Kapıda ağaç olmuş Berat'a sevimli bir gülücük atıp tekrardan odaları kontrol ettim. Sezon tatilini İrfan ve Ceren ile geçirmeye karar vermiştik.
"Hadi da yavrum. Vallahi ağaç oldum burda ya."
"Ocağa bakıyorum. Çemkirme bana çekerim o kulaklarını."
Mutfağa girmeden gözümü kırpıp yüzüne gülümsedim. Sonunda evden çıkabileceğimize karar verince kapıya gidip ayakkabılarımı giydim.
Asansöre bindiğimde Berat'a dönüp gülmeye başladım. Yaklaşık dudağımı öptüğünde kafamı göğsüne yasladım.
Binadan çıkıp arabaya bindiğimizde kemerlerimizi takıp şarkı ayarlamaya başladık. Hazır fırsattan istifade bir fotoğrafımızı çekip telefonu kapadım.
"E hadi sür şoför."
"Ben şarkı seçemedim. Al bakalım sen ayarla istediğin şarkıyı."
Telefonunu kapatıp elime tutuşturduğunda telefona baktım.
Neden kapatıp verdi ki?
Sen aç diye gerizekalı.
"Bakma öyle telefona yavrum. Senin doğum tarihin şifresi. Çok uzun zamandır aynı."
Gözlerini yoldan ayırıp bana baktığında gözlerinin içi parlıyordu.
Can Bonomo açıp arkama yaslandım. Kendimi hafiften bastıran uykuya verdiğimde Berat bana bakıp gülmüştü. Fısıldamaya başladığında gözlerim çoktan kapanmıştı.

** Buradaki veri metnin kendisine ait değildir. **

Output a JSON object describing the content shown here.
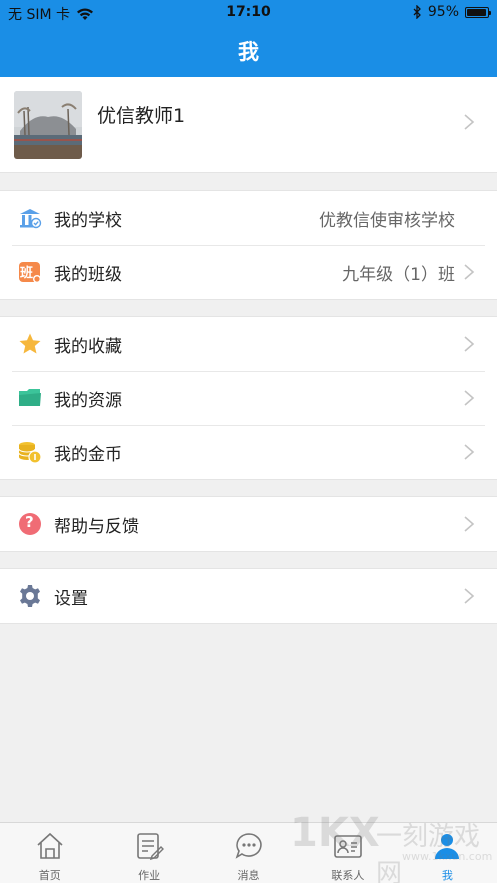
{
  "status_bar": {
    "carrier": "无 SIM 卡",
    "time": "17:10",
    "battery": "95%",
    "battery_level": 0.95
  },
  "header": {
    "title": "我"
  },
  "profile": {
    "name": "优信教师1"
  },
  "groups": [
    {
      "items": [
        {
          "label": "我的学校",
          "value": "优教信使审核学校",
          "icon": "school-icon"
        },
        {
          "label": "我的班级",
          "value": "九年级（1）班",
          "icon": "class-icon",
          "icon_text": "班"
        }
      ]
    },
    {
      "items": [
        {
          "label": "我的收藏",
          "icon": "star-icon"
        },
        {
          "label": "我的资源",
          "icon": "folder-icon"
        },
        {
          "label": "我的金币",
          "icon": "coins-icon"
        }
      ]
    },
    {
      "items": [
        {
          "label": "帮助与反馈",
          "icon": "help-icon",
          "icon_text": "?"
        }
      ]
    },
    {
      "items": [
        {
          "label": "设置",
          "icon": "gear-icon"
        }
      ]
    }
  ],
  "tabbar": {
    "tabs": [
      {
        "label": "首页",
        "icon": "home-icon"
      },
      {
        "label": "作业",
        "icon": "homework-icon"
      },
      {
        "label": "消息",
        "icon": "message-icon"
      },
      {
        "label": "联系人",
        "icon": "contacts-icon"
      },
      {
        "label": "我",
        "icon": "profile-icon",
        "active": true
      }
    ]
  },
  "watermark": {
    "logo": "1KX",
    "text": "一刻游戏网",
    "url": "www.1kxun.com"
  },
  "colors": {
    "brand": "#1a8ee6",
    "background": "#f0f0f0",
    "star": "#f6b73c",
    "folder": "#3cc49a",
    "coins": "#f2c12e",
    "help": "#f06c75",
    "class": "#f5894a",
    "school": "#5aa0e8",
    "gear": "#6a7896"
  }
}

"Senin şu uykunu napıcaz be güzelim ya?"
Söyledikten sonra tekrar gülüp yola odaklandı.
Uzun bir süre sonra arabanın durmasına uyandım. Gözlerim hala açılmıyordu. Berat elini yanağımın kenarına okşamaya başladı.

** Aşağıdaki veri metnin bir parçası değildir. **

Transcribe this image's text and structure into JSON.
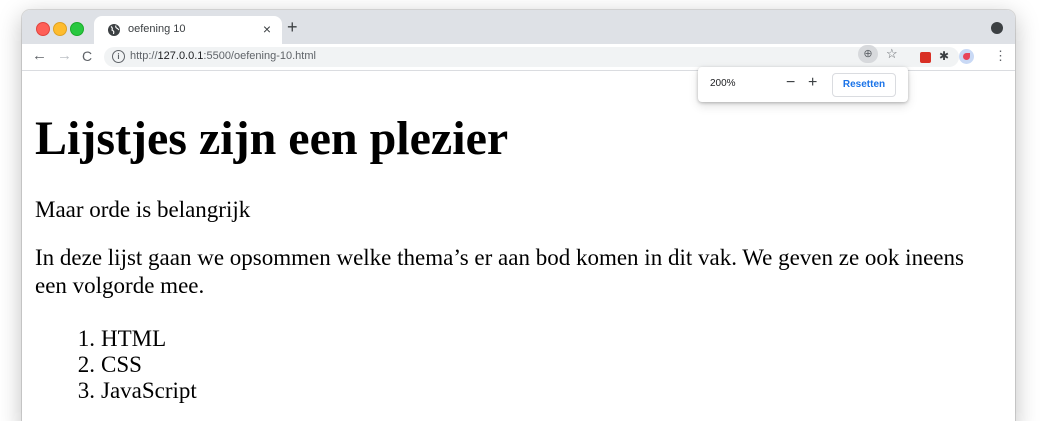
{
  "browser": {
    "tab_title": "oefening 10",
    "tab_close": "×",
    "new_tab": "+",
    "url_scheme": "http://",
    "url_host": "127.0.0.1",
    "url_rest": ":5500/oefening-10.html",
    "nav_back": "←",
    "nav_forward": "→",
    "nav_reload": "C",
    "info_glyph": "i",
    "star_glyph": "☆",
    "menu_glyph": "⋮",
    "puzzle_glyph": "✱",
    "zoom_glyph": "⊕"
  },
  "zoom_popup": {
    "level": "200%",
    "minus": "−",
    "plus": "+",
    "reset_label": "Resetten"
  },
  "page": {
    "heading": "Lijstjes zijn een plezier",
    "subtitle": "Maar orde is belangrijk",
    "intro": "In deze lijst gaan we opsommen welke thema’s er aan bod komen in dit vak. We geven ze ook ineens een volgorde mee.",
    "list": [
      {
        "num": "1.",
        "label": "HTML"
      },
      {
        "num": "2.",
        "label": "CSS"
      },
      {
        "num": "3.",
        "label": "JavaScript"
      }
    ]
  },
  "colors": {
    "tabstrip": "#dee1e6",
    "accent": "#1a73e8"
  }
}
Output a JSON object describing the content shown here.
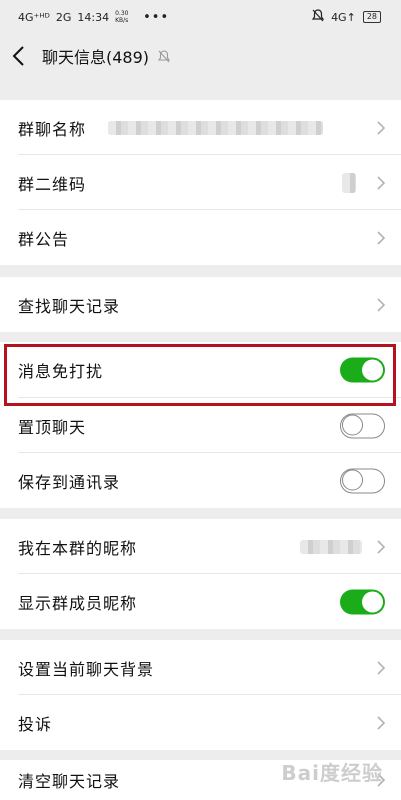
{
  "status_bar": {
    "network_left": "4G⁺ᴴᴰ",
    "network2": "2G",
    "time": "14:34",
    "speed_value": "0.30",
    "speed_unit": "KB/s",
    "network_right": "4G↑",
    "battery": "28",
    "more": "•••"
  },
  "nav": {
    "title": "聊天信息(489)"
  },
  "rows": {
    "group_name": "群聊名称",
    "qr_code": "群二维码",
    "announcement": "群公告",
    "search_history": "查找聊天记录",
    "mute_notifications": "消息免打扰",
    "sticky_on_top": "置顶聊天",
    "save_to_contacts": "保存到通讯录",
    "my_group_alias": "我在本群的昵称",
    "show_member_names": "显示群成员昵称",
    "set_background": "设置当前聊天背景",
    "report": "投诉",
    "clear_history": "清空聊天记录"
  },
  "toggles": {
    "mute_notifications": true,
    "sticky_on_top": false,
    "save_to_contacts": false,
    "show_member_names": true
  },
  "colors": {
    "toggle_on": "#1aad19",
    "highlight_border": "#b3121f"
  },
  "watermark": "Bai度经验"
}
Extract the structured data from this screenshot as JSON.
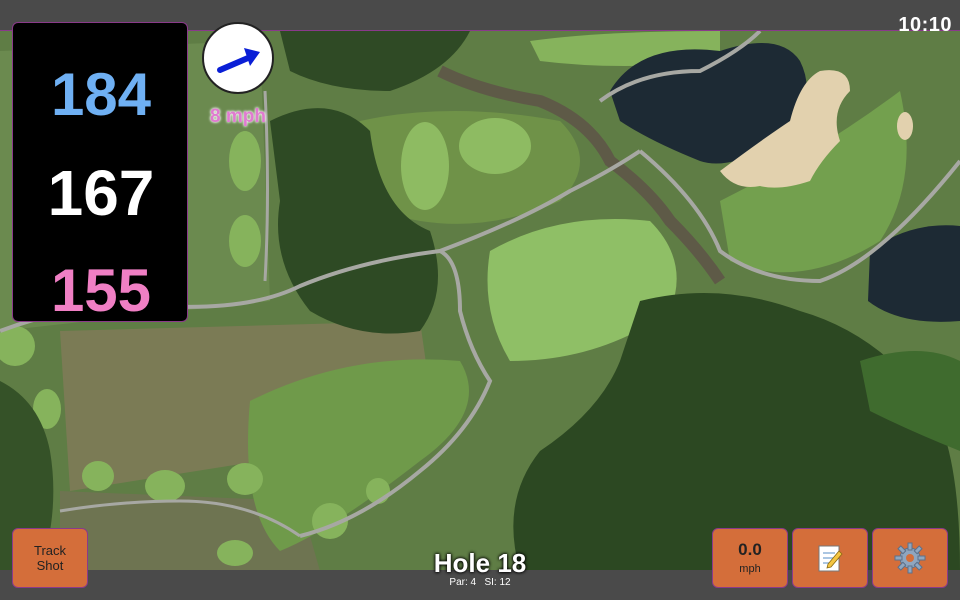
{
  "status": {
    "clock": "10:10"
  },
  "distances": {
    "back": "184",
    "center": "167",
    "front": "155"
  },
  "wind": {
    "speed_label": "8 mph",
    "icon": "wind-direction-arrow-icon"
  },
  "buttons": {
    "track_shot": "Track Shot",
    "speed_value": "0.0",
    "speed_unit": "mph",
    "notes_icon": "notepad-icon",
    "settings_icon": "gear-icon"
  },
  "hole": {
    "title": "Hole 18",
    "par": "Par: 4",
    "si": "SI: 12"
  },
  "colors": {
    "back_distance": "#6fb0f3",
    "center_distance": "#ffffff",
    "front_distance": "#f07fc4",
    "button_bg": "#d46e3a",
    "wind_label": "#e07ad0"
  }
}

"Hadi güzelim kalk bir bardak çay içelim. Benim biraz uykum geldi. Hadi bebeğim. Yavrum İrem'im."
Gözlerimi açıp esnemeye başladığımda yanağımı öpüp arabadan indi. Bende arabadan indiğimde tekrar esnedim. Havanın soğuk olacağını hesap edemediğim için üzerimde sadece kazak vardı. Ceketini omuzlarıma bırakıp elimi tuttu. Hala uyku sersemiyken koluna sarılıp yürümeye devam ettim.
Bizim için sessiz bir yer bulup iki çay istemişti. Çayları beklerken tuvalete gidip elimi yüzümü yıkayıp tekrar masaya geri döndüm. Derin bir nefes alıp verdim. Berat bir sıkıntı olduğunu anlayıp yüzüme dinlermiş gibi döndü.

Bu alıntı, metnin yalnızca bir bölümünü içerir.